Alphabet, Google’s parent company, lost nearly $1.1 billion from its “other bets” division in the fourth quarter of 2016, according to earnings results on Thursday. That brings the total loss for this division to about $3.6 billion in 2016, slightly more than the year before.

The “other bets” portion of its business includes ambitious projects like self-driving cars, life sciences research and high-speed Internet access.

Since restructuring as Alphabet, the company has pushed for more financial discipline and accountability from its riskiest ventures.

Alphabet shuttered a project to beam Internet to rural areas with solar-powered drones, halted the expansion of its costly Google Fiber effort, and forced Nest to cut costs and pay for its own legal and PR expenses.

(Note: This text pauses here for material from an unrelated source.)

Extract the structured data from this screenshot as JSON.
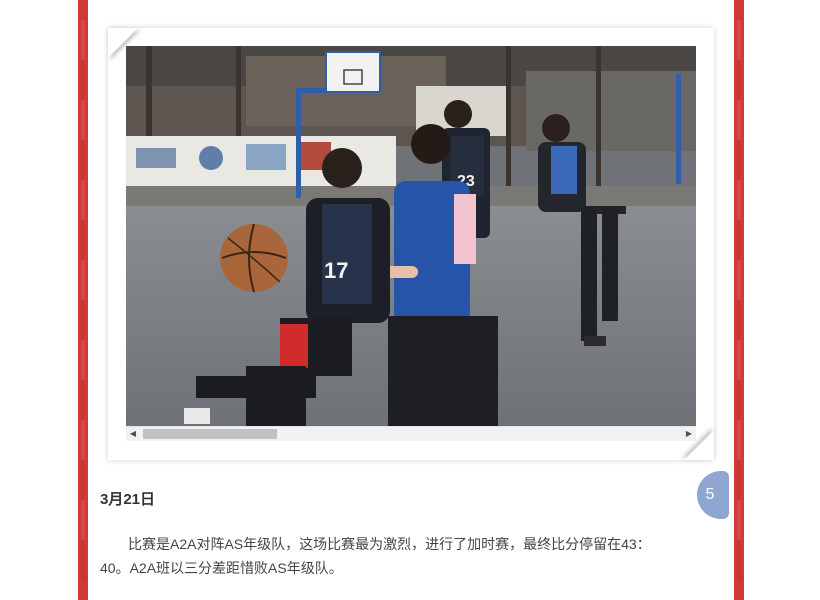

At the same time, the company has moved other moonshot projects closer to market. In December, Alphabet spun off its self-driving car program into a separate company called Waymo and began working on partnerships with automakers.

“We continue to calibrate the magnitude and pace of investments [for other bets],” Ruth Porat, Alphabet’s CFO, said on a conference call Thursday.

While the losses for its moonshot projects remained essentially unchanged, Alphabet did manage to grow revenue from this division substantially.

Alphabet’s other bets posted sales of $808 million for the full year, up 82% from a year earlier. Porat said much of that sales growth came from Nest, Fiber and Verily, its life sciences division.

But that remains a drop in the bucket for the company.

Alphabet’s overall sales for the quarter topped $26 billion, a gain of 22% from a year earlier. However, Alphabet’s earnings fell short of Wall Street estimates, pushing the stock down by 2% in after hours trading.